The Acting Secretary of State to the Embassy in Canada 1
139. Re Belg import restrictions on dol goods:
1. Dept is recommending to NAC Staff on Mon that US approach Belg once more and request removal these restrictions and that, if approach unsuccessful, issue be put to IMF and GATT.2
2. Dept doc on subject notes fol pts.
- Dol restrictions are very slight help in reducing Belg intra-Eur surplus. Also will require Belgians pay higher prices for imports of commodities affected.
- Belgs are not faced now or in immed future with serious threat to dol reserves.
- Belg action violates commitments in, GATT and principles IMF. Precedent created by Belg restrictions, which rest on justification other than a threat to monetary reserves, is extremely dangerous for any trade liberalization plans, whether global or regional in scope.
- Belg case creates substantial risks which threaten continuation existing liberal US import policies. These policies already under heavy pressure. Case of this kind, which is not defensible on balance-of-payment grounds, may well provide basis for further actions by Congress limiting opportunities for foreign countries to export to US, such as cheese restrictions. This is threat to defense efforts Western Eur countries and to cooperative efforts Atlantic Community.
3. We understand Belgs themselves are closely divided on question of wisdom retaining dollar restrictions and we are hopeful, therefore, that by raising issue as in para 1 above, we may achieve their removal.

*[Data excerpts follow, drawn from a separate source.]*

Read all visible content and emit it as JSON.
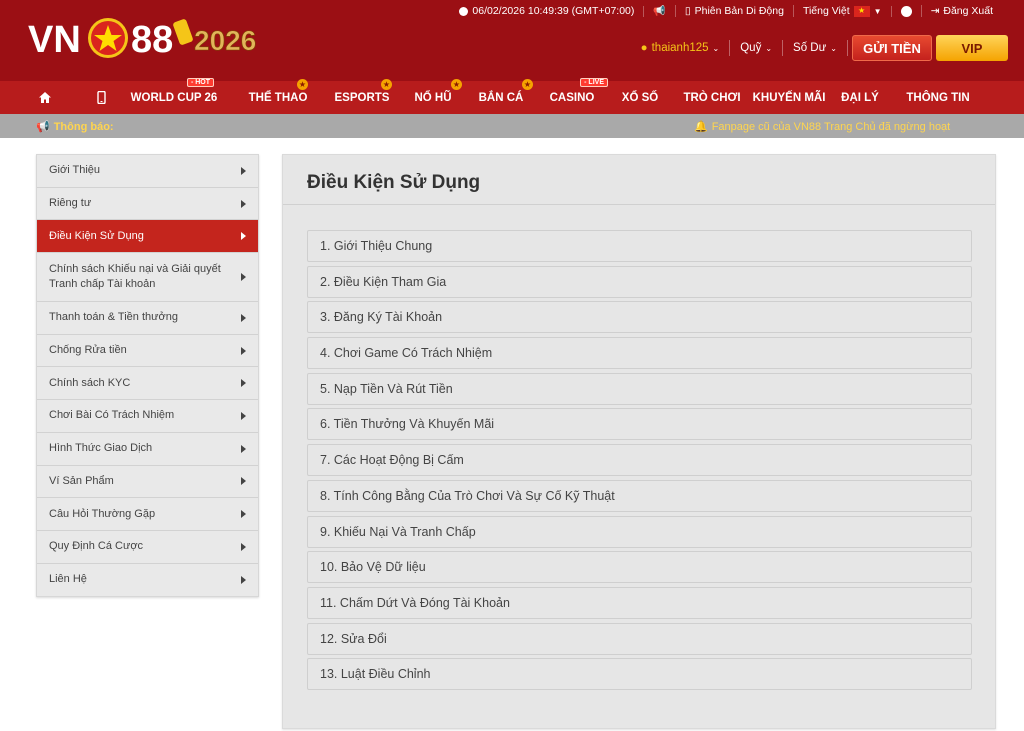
{
  "brand": {
    "logo_text": "VN88",
    "logo_year": "2026"
  },
  "topbar": {
    "datetime": "06/02/2026 10:49:39 (GMT+07:00)",
    "mobile_version": "Phiên Bản Di Động",
    "language": "Tiếng Việt",
    "logout": "Đăng Xuất"
  },
  "userbar": {
    "username": "thaianh125",
    "fund": "Quỹ",
    "balance": "Số Dư",
    "deposit_button": "GỬI TIỀN",
    "vip_button": "VIP"
  },
  "nav": {
    "items": [
      {
        "label": "WORLD CUP 26",
        "badge": "- HOT"
      },
      {
        "label": "THỂ THAO",
        "badge": "★"
      },
      {
        "label": "ESPORTS",
        "badge": "★"
      },
      {
        "label": "NỔ HŨ",
        "badge": "★"
      },
      {
        "label": "BẮN CÁ",
        "badge": "★"
      },
      {
        "label": "CASINO",
        "badge": "- LIVE"
      },
      {
        "label": "XỔ SỐ"
      },
      {
        "label": "TRÒ CHƠI"
      },
      {
        "label": "KHUYẾN MÃI"
      },
      {
        "label": "ĐẠI LÝ"
      },
      {
        "label": "THÔNG TIN"
      }
    ]
  },
  "notice": {
    "label": "Thông báo:",
    "message": "Fanpage cũ của VN88 Trang Chủ đã ngừng hoạt"
  },
  "sidebar": {
    "items": [
      {
        "label": "Giới Thiệu"
      },
      {
        "label": "Riêng tư"
      },
      {
        "label": "Điều Kiện Sử Dụng",
        "active": true
      },
      {
        "label": "Chính sách Khiếu nại và Giải quyết Tranh chấp Tài khoản"
      },
      {
        "label": "Thanh toán & Tiền thưởng"
      },
      {
        "label": "Chống Rửa tiền"
      },
      {
        "label": "Chính sách KYC"
      },
      {
        "label": "Chơi Bài Có Trách Nhiệm"
      },
      {
        "label": "Hình Thức Giao Dịch"
      },
      {
        "label": "Ví Sản Phẩm"
      },
      {
        "label": "Câu Hỏi Thường Gặp"
      },
      {
        "label": "Quy Định Cá Cược"
      },
      {
        "label": "Liên Hệ"
      }
    ]
  },
  "main": {
    "title": "Điều Kiện Sử Dụng",
    "sections": [
      "1. Giới Thiệu Chung",
      "2. Điều Kiện Tham Gia",
      "3. Đăng Ký Tài Khoản",
      "4. Chơi Game Có Trách Nhiệm",
      "5. Nạp Tiền Và Rút Tiền",
      "6. Tiền Thưởng Và Khuyến Mãi",
      "7. Các Hoạt Động Bị Cấm",
      "8. Tính Công Bằng Của Trò Chơi Và Sự Cố Kỹ Thuật",
      "9. Khiếu Nại Và Tranh Chấp",
      "10. Bảo Vệ Dữ liệu",
      "11. Chấm Dứt Và Đóng Tài Khoản",
      "12. Sửa Đổi",
      "13. Luật Điều Chỉnh"
    ]
  },
  "colors": {
    "header_bg": "#9b0f14",
    "nav_bg": "#b71c1c",
    "active_item": "#c4251d",
    "accent_gold": "#f5a300"
  }
}
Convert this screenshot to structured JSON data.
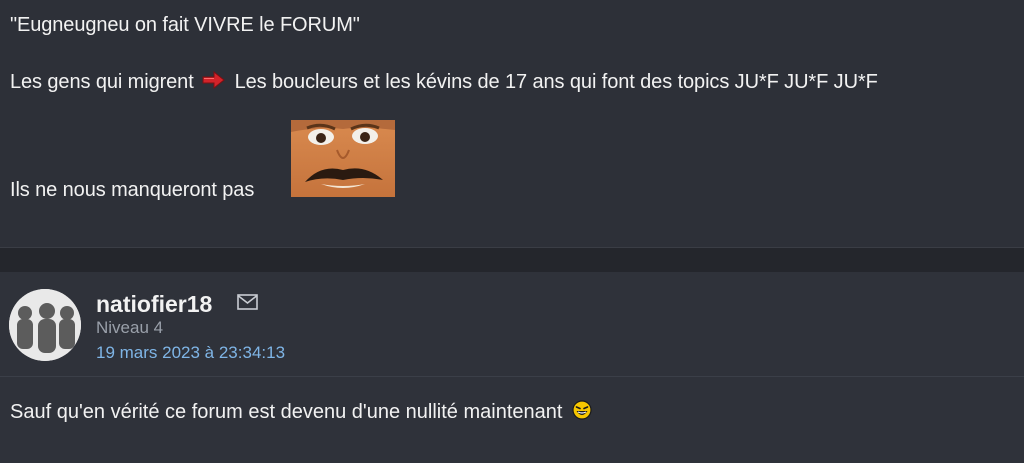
{
  "previous_post": {
    "quote_text": "\"Eugneugneu on fait VIVRE le FORUM\"",
    "migrate_prefix": "Les gens qui migrent",
    "migrate_suffix": "Les boucleurs et les kévins de 17 ans qui font des topics JU*F JU*F JU*F",
    "final_text": "Ils ne nous manqueront pas",
    "arrow_icon": "red-arrow-right-icon",
    "sticker_icon": "risitas-sticker"
  },
  "post": {
    "username": "natiofier18",
    "level": "Niveau 4",
    "date": "19 mars 2023 à 23:34:13",
    "message": "Sauf qu'en vérité ce forum est devenu d'une nullité maintenant",
    "mail_icon": "envelope-icon",
    "smiley_icon": "laughing-smiley-icon"
  },
  "colors": {
    "background": "#2d3038",
    "text": "#f2f2f2",
    "date_link": "#7fb5e6",
    "level_text": "#9aa0aa"
  }
}
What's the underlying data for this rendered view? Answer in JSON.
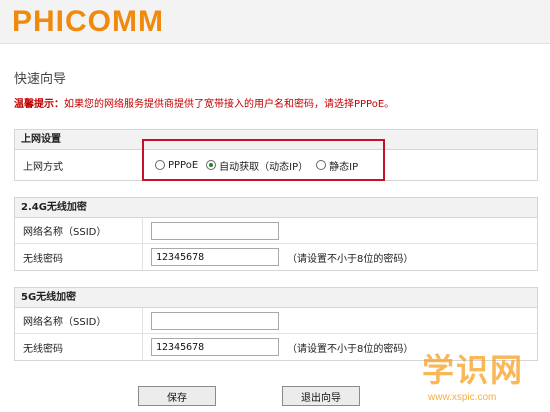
{
  "brand": {
    "logo_text": "PHICOMM",
    "accent": "#f08a0c"
  },
  "page": {
    "title": "快速向导",
    "tip_label": "温馨提示：",
    "tip_text": "如果您的网络服务提供商提供了宽带接入的用户名和密码，请选择PPPoE。"
  },
  "internet": {
    "heading": "上网设置",
    "mode_label": "上网方式",
    "options": [
      {
        "label": "PPPoE",
        "checked": false
      },
      {
        "label": "自动获取（动态IP）",
        "checked": true
      },
      {
        "label": "静态IP",
        "checked": false
      }
    ],
    "highlight_color": "#c8102e"
  },
  "wifi24": {
    "heading": "2.4G无线加密",
    "ssid_label": "网络名称（SSID）",
    "ssid_value": "",
    "password_label": "无线密码",
    "password_value": "12345678",
    "password_hint": "（请设置不小于8位的密码）"
  },
  "wifi5": {
    "heading": "5G无线加密",
    "ssid_label": "网络名称（SSID）",
    "ssid_value": "",
    "password_label": "无线密码",
    "password_value": "12345678",
    "password_hint": "（请设置不小于8位的密码）"
  },
  "buttons": {
    "save": "保存",
    "exit": "退出向导"
  },
  "watermark": {
    "main": "学识网",
    "url": "www.xspic.com",
    "color": "#f7a020"
  }
}
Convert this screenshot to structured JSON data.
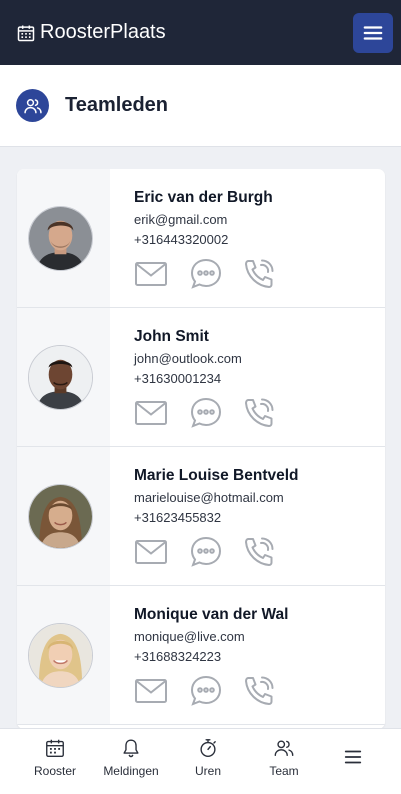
{
  "app": {
    "brand_part1": "Rooster",
    "brand_part2": "Plaats"
  },
  "header": {
    "title": "Teamleden"
  },
  "members": [
    {
      "name": "Eric van der Burgh",
      "email": "erik@gmail.com",
      "phone": "+316443320002"
    },
    {
      "name": "John Smit",
      "email": "john@outlook.com",
      "phone": "+31630001234"
    },
    {
      "name": "Marie Louise Bentveld",
      "email": "marielouise@hotmail.com",
      "phone": "+31623455832"
    },
    {
      "name": "Monique van der Wal",
      "email": "monique@live.com",
      "phone": "+31688324223"
    }
  ],
  "nav": {
    "rooster": "Rooster",
    "meldingen": "Meldingen",
    "uren": "Uren",
    "team": "Team"
  },
  "icons": {
    "brand": "calendar-icon",
    "menu": "hamburger-menu-icon",
    "header": "users-icon",
    "mail": "mail-icon",
    "chat": "chat-bubble-icon",
    "call": "phone-call-icon"
  },
  "colors": {
    "topbar": "#1f2638",
    "accent": "#2d4699",
    "action_icon": "#a7abb2"
  }
}
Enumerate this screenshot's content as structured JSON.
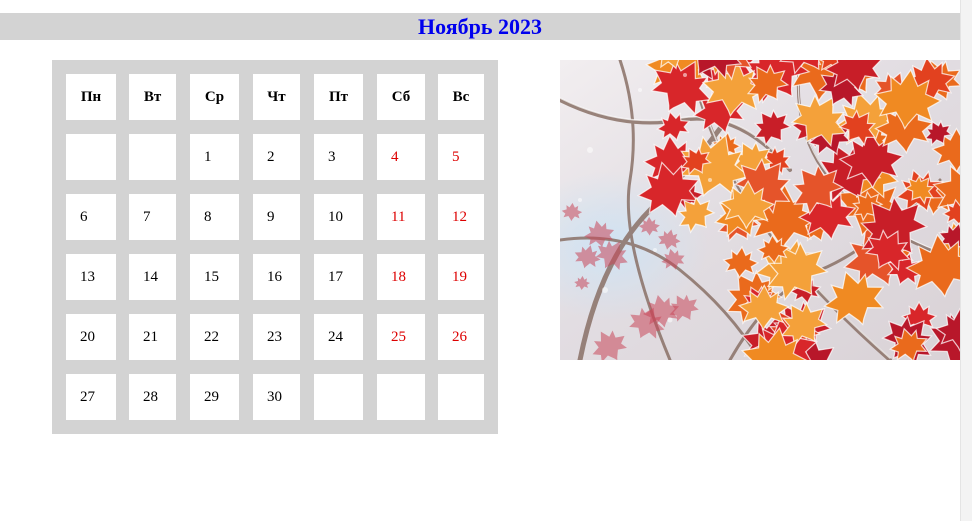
{
  "title": "Ноябрь 2023",
  "weekdays": [
    "Пн",
    "Вт",
    "Ср",
    "Чт",
    "Пт",
    "Сб",
    "Вс"
  ],
  "weeks": [
    [
      "",
      "",
      "1",
      "2",
      "3",
      "4",
      "5"
    ],
    [
      "6",
      "7",
      "8",
      "9",
      "10",
      "11",
      "12"
    ],
    [
      "13",
      "14",
      "15",
      "16",
      "17",
      "18",
      "19"
    ],
    [
      "20",
      "21",
      "22",
      "23",
      "24",
      "25",
      "26"
    ],
    [
      "27",
      "28",
      "29",
      "30",
      "",
      "",
      ""
    ]
  ],
  "weekend_columns": [
    5,
    6
  ],
  "colors": {
    "title": "#0000ee",
    "title_bar": "#d3d3d3",
    "calendar_bg": "#d3d3d3",
    "weekend_text": "#dd0000",
    "day_text": "#000000"
  },
  "image": {
    "subject": "frosted red autumn maple leaves"
  }
}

4. Dept believes US action as indicated to secure removal Belg import restrictions cannot be long delayed without considerable risk. Risks are (a) creation vested interests in Belg for retention restrictions, (b) possibility adverse Congressional reactions when it reconvenes, (c) loss of support of countries which have heretofore been chief supporters US liberal trade policies, particularly Canada.